Como funcionam os leilões do Tesouro e para que servem
Entenda o que são os leilões do Tesouro, como funcionam, quem participa e o impacto no mercado de renda fixa
Os leilões do Tesouro Nacional são uma peça central do funcionamento da dívida pública brasileira e exercem influência direta sobre as taxas de juros e o mercado de renda fixa. Embora aconteçam regularmente, esses leilões ainda geram dúvidas sobre sua dinâmica e seus efeitos sobre o sistema financeiro.
Entender como funcionam essas operações ajuda a interpretar movimentos do mercado e decisões de política econômica.
Sumário
- O que são leilões do Tesouro
- Por que o Tesouro realiza leilões
- Tipos de leilões realizados
- Como os títulos são ofertados
- Quando os leilões acontecem (versão ajustada)
- Quem participa dos leilões?
- O que é o Plano Anual de Financiamento (PAF)

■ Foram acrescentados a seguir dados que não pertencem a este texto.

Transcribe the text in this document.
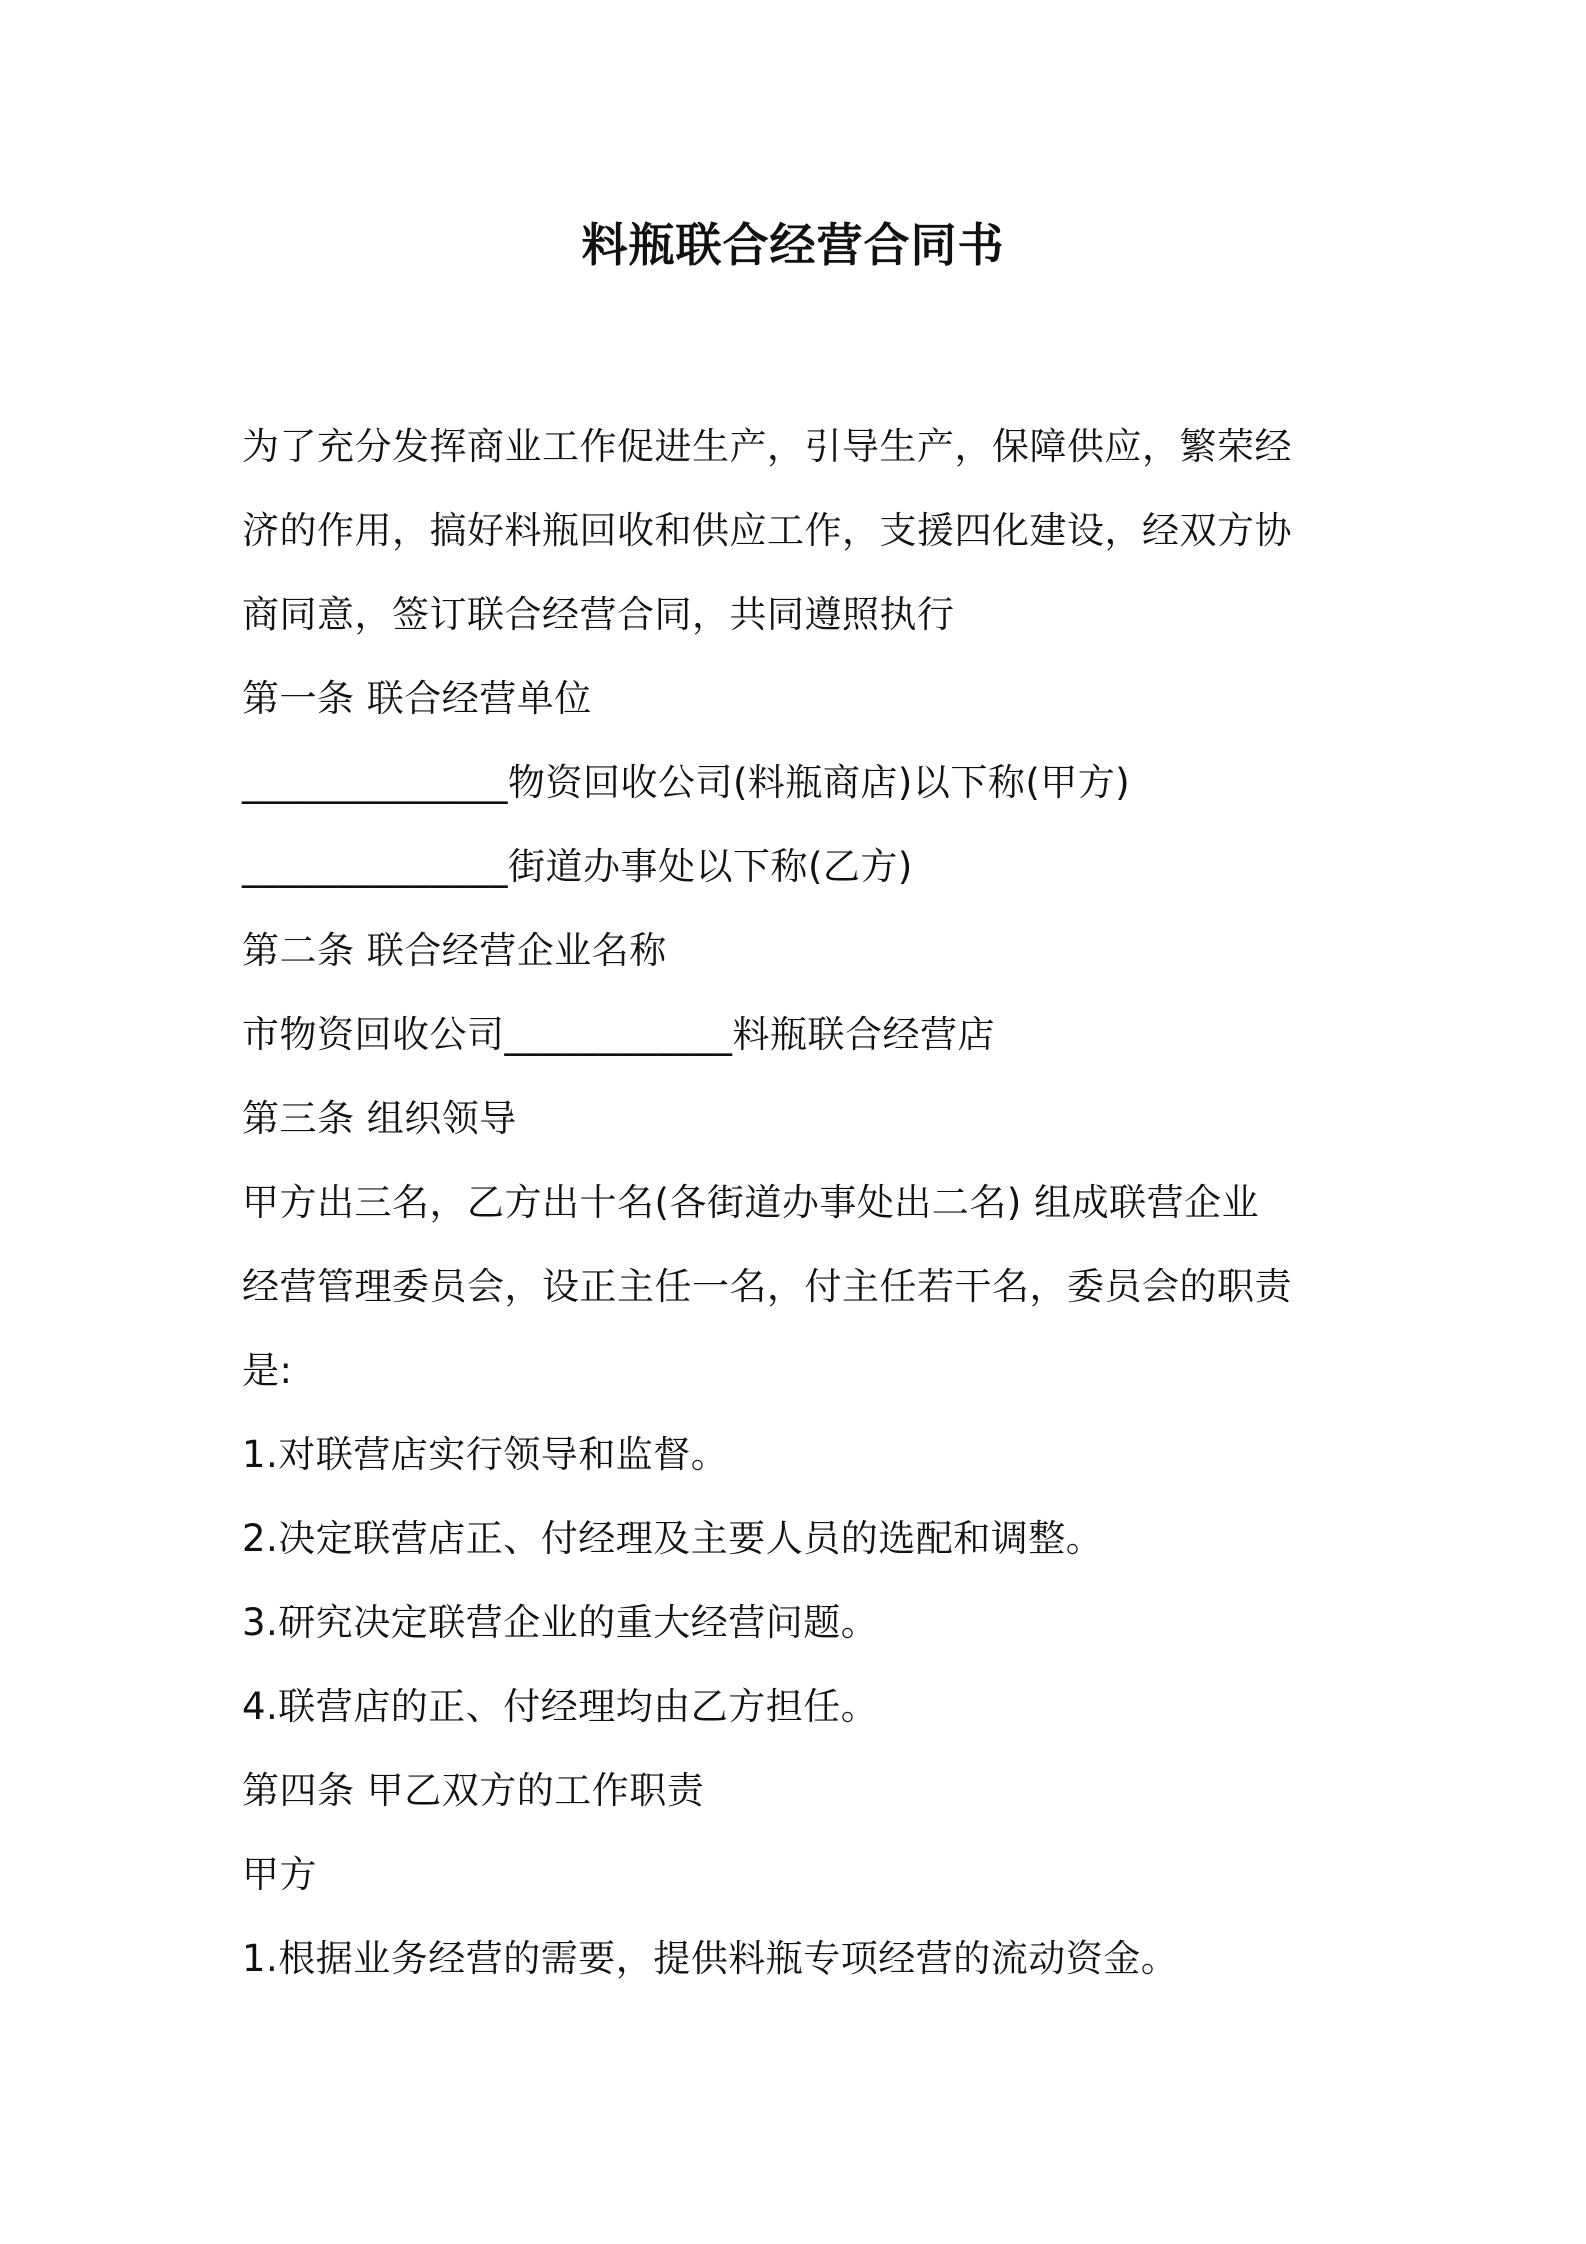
料瓶联合经营合同书
为了充分发挥商业工作促进生产，引导生产，保障供应，繁荣经
济的作用，搞好料瓶回收和供应工作，支援四化建设，经双方协
商同意，签订联合经营合同，共同遵照执行
第一条 联合经营单位
______________物资回收公司(料瓶商店)以下称(甲方)
______________街道办事处以下称(乙方)
第二条 联合经营企业名称
市物资回收公司____________料瓶联合经营店
第三条 组织领导
甲方出三名，乙方出十名(各街道办事处出二名) 组成联营企业
经营管理委员会，设正主任一名，付主任若干名，委员会的职责
是:
1.对联营店实行领导和监督。
2.决定联营店正、付经理及主要人员的选配和调整。
3.研究决定联营企业的重大经营问题。
4.联营店的正、付经理均由乙方担任。
第四条 甲乙双方的工作职责
甲方
1.根据业务经营的需要，提供料瓶专项经营的流动资金。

- Qual o nível necessário de emissão de títulos pelo Tesouro?
- Impacto dos leilões no mercado financeiro
- Perguntas frequentes sobre os leilões do Tesouro
O que são leilões do Tesouro
Os leilões do Tesouro são ofertas públicas de títulos públicos federais realizadas regularmente pelo Tesouro Nacional. Nesses leilões, instituições financeiras compram os títulos diretamente do governo, que se compromete a devolver o valor investido acrescido de juros em uma data futura.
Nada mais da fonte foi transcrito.